Ken Salazar. If Hispanics are crucial (and they are), and if the Southwest is crucial (and it is), then Hillary could turn to the Colorado senator—especially since his state, which went for Bush, is likely to be another crucial Electoral College battleground. Salazar's Hispanic background is a plus in the region. A lawyer and former state attorney general, he is well-liked but has little foreign-policy experience. On the other hand, Dick Cheney and Donald Rumsfeld gave experience a bad name. He has Clinton operational ties, too: Hillary's advertising guru, Mandy Grunwald, also works for Salazar.

Phil Bredesen. He is another well-regarded governor, from a Southern state—Tennessee—that the Clintons would love to force the GOP to defend. Bredesen is not a scintillating figure (again, the Clintons can take care of that on their own), but he is a hands-on, experienced executive with a good track record on jobs, education, health care and fighting drug abuse. He grew up in rural New York state, as it happens, but managed to win re-election in the Volunteer State last year with nearly 70 percent of the vote.

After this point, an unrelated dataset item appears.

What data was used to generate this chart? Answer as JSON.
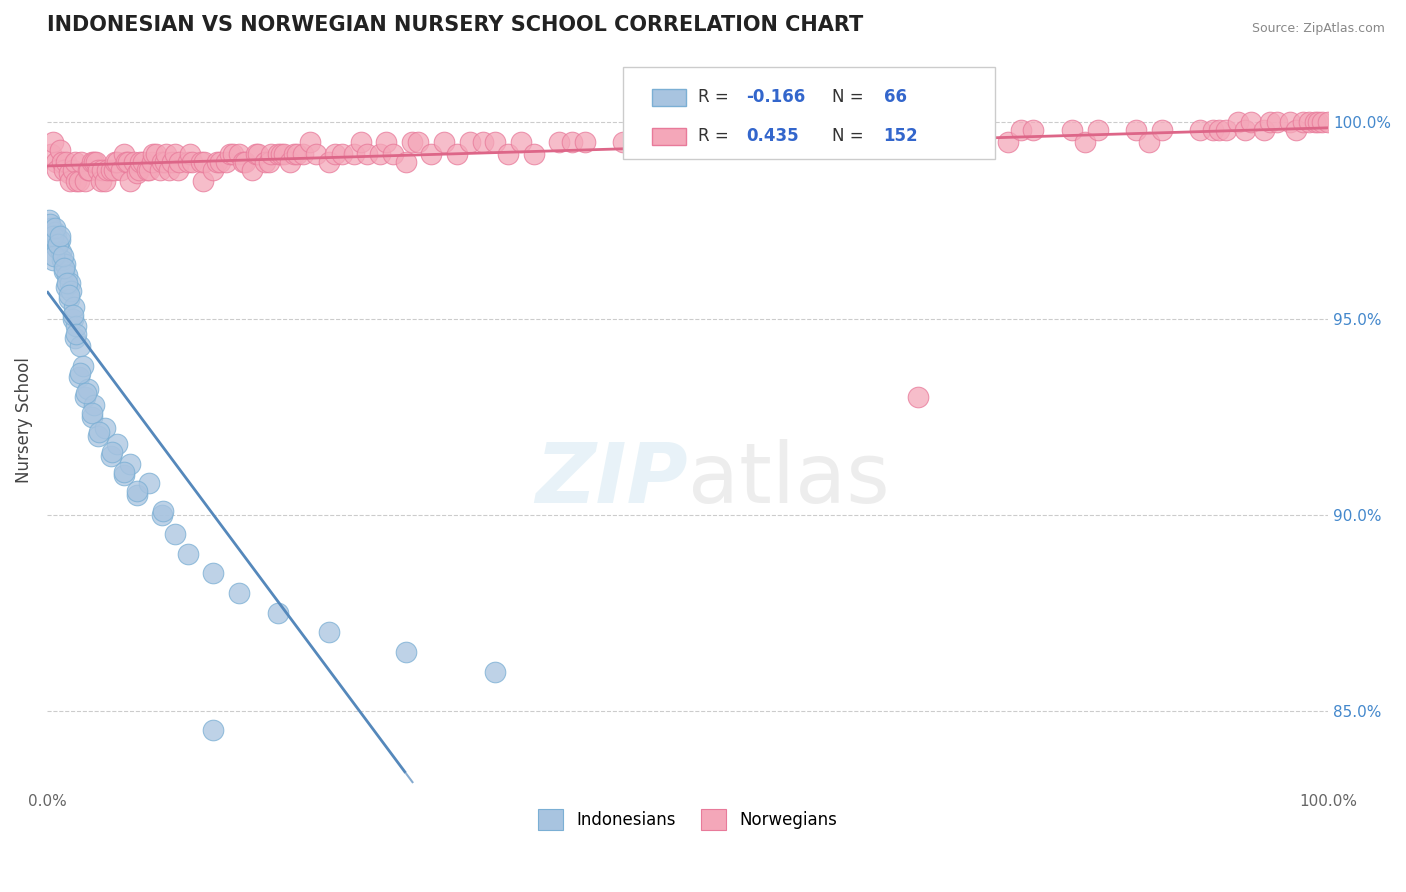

James Webb. The Virginia senator may be a little too colorful for his own good, but he is sitting in a state that Democrats think they have a chance to crack in 2008—and the other Virginian who might be a good fit, former governor Mark Warner, is running for the U.S. Senate. Webb's military bona fides are unassailable, of course, as a Vietnam Vet and former Navy secretary—and Hillary may need that kind of help.

Brian Schweitzer. The governor of Montana may seem like an obscure figure from an obscure corner of the country, but in Democratic circles he is very highly regarded. Montana is not in play—and it has only three electoral votes—but we are talking here of something else. The idea of picking someone from way outside the Beltway, geographically and spiritually, could be appealing to the ultimate insiders, the Clintons. Plus Schweitzer is no hayseed; his ideas on energy and resources are cutting-edge. He is a rancher type who is refreshingly free of cant—and "can't."

John Edwards. Been there, done that, and won't be interested. Neither will the Clintons, after things get as nasty as I expect they soon will in the nomination race. Edwards, who has fallen off the pace in fund-raising and has had to accept federal money, will have to start attacking Clinton aggressively if he wants to stay in the race.

Barack Obama. The man most likely to make me deeply regret having written this column.